Ruas vazias, vitrines fechadas… e talvez o e-commerce não seja mais a solução
Por Thiago Bastos5 min de leitura

Lembra das ruas cheias, vitrines acesas e gente andando com sacolas na mão? Hoje o que a gente vê são placas de “aluga-se”, lojas fechadas e comerciantes lutando pra sobreviver.
As ruas estão vazias, o comércio local entrou em colapso e o pior: mesmo quem tentou migrar pro online está percebendo que o e-commerce tradicional também não está mais dando conta.
O que ninguém quer admitir
Durante anos, disseram que o futuro era “ter um site”. E era mesmo, ter um domínio, layout personalizado, tráfego pago… Mas o jogo mudou também mudou por aqui...
a verdade é dura: um site parado é como uma loja no meio do deserto.
Ele até existe, mas ninguém passa por ali.
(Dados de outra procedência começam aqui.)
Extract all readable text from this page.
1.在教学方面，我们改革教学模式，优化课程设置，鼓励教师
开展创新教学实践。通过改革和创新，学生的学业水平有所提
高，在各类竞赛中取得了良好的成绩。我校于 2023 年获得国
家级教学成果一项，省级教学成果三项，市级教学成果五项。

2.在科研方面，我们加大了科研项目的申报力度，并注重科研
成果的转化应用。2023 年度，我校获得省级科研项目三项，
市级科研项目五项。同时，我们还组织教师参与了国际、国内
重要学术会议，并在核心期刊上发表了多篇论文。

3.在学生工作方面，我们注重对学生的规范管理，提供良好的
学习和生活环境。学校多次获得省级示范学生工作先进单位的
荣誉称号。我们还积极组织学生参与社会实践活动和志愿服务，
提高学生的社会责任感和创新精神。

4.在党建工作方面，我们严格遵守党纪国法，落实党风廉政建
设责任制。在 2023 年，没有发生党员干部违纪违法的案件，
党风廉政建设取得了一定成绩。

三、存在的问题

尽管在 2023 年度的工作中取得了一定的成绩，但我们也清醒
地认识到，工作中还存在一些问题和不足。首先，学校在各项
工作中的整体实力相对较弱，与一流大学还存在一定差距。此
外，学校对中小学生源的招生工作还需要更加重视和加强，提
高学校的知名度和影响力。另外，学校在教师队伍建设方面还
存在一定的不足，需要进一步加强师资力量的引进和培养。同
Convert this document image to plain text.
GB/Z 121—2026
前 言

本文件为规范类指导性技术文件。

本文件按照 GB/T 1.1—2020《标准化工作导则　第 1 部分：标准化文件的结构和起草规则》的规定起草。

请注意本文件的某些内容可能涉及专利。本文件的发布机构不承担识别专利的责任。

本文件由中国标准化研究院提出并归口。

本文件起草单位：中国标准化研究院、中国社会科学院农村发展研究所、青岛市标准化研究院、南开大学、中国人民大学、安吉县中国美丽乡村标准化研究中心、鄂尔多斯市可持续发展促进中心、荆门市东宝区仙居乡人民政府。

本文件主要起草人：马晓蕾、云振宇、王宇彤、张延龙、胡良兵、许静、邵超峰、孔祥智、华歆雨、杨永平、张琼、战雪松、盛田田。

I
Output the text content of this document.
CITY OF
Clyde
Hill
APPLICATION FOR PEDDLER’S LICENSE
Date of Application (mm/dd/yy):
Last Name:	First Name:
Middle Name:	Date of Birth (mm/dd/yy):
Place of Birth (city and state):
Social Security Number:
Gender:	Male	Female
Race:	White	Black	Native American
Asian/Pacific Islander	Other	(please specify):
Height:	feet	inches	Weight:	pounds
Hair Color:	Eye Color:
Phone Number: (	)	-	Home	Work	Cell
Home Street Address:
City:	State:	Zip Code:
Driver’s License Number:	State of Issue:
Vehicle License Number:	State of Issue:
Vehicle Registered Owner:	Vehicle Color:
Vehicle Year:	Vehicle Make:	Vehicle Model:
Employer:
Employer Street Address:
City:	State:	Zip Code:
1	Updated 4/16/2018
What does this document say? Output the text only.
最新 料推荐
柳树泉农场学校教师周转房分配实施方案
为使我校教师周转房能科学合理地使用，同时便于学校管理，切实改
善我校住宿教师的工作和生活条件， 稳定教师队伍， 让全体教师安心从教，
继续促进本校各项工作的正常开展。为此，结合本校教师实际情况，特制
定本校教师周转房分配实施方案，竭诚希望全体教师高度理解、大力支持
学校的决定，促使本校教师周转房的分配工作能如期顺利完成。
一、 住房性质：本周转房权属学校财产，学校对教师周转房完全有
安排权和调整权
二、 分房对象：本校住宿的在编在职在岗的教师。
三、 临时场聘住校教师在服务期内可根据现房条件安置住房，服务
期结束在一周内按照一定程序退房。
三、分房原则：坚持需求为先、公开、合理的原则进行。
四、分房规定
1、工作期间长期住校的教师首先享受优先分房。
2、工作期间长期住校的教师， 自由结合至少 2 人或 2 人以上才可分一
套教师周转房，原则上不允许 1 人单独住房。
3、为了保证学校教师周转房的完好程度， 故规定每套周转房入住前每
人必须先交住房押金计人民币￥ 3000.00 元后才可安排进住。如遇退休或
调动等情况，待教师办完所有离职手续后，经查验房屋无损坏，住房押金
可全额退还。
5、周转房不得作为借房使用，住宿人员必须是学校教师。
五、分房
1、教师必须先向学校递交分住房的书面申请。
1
Não tem gente, não tem movimento, não tem conversa. E o que não tem movimento… morre. E eu não estou falando apenas de tráfego:
Um site tradicional depende de tráfego pago, de alguém digitar o endereço ou achar o link no Google. Isso significa que, pra vender, você precisa empurrar as pessoas pra lá, e torcer pra que elas não desistam no caminho, 96% acaba desistindo, por falta de confiança, conexão, e não enxergar os diferenciais da loja.
É um espaço estático, frio, sem interação, sem comentários, sem engajamento. O cliente entra, olha e sai, sem emoção, sem conexão e, muitas vezes, sem comprar.
Enquanto isso, o Social Commerce faz o oposto: ele coloca a loja no meio da conversa. Nas redes sociais, o público já está ativo, comentando, curtindo, compartilhando e interagindo todos os dias. Ali, a atenção já existe e quem sabe transformar essa atenção em ação, vende.
No Social Commerce, a loja ganha vida. Cada produto pode virar um vídeo, uma live, um stories, um post com comentários reais, reações e recomendações de quem já comprou. É a combinação perfeita entre vitrine, engajamento e venda.
Enquanto o site tradicional espera visitas, o Social Commerce cria o movimento. Enquanto o site tenta atrair cliques frios, o Social Commerce se conecta com pessoas reais. Enquanto o site depende de anúncios, o Social Commerce cresce com conteúdo orgânico, aquele que as próprias redes impulsionam porque gera conversa e interação.
E é por isso que tanta gente com site bonito, mas sem presença nas redes, está estagnada. Porque no mundo de hoje, não vence quem tem loja, vence quem tem movimento.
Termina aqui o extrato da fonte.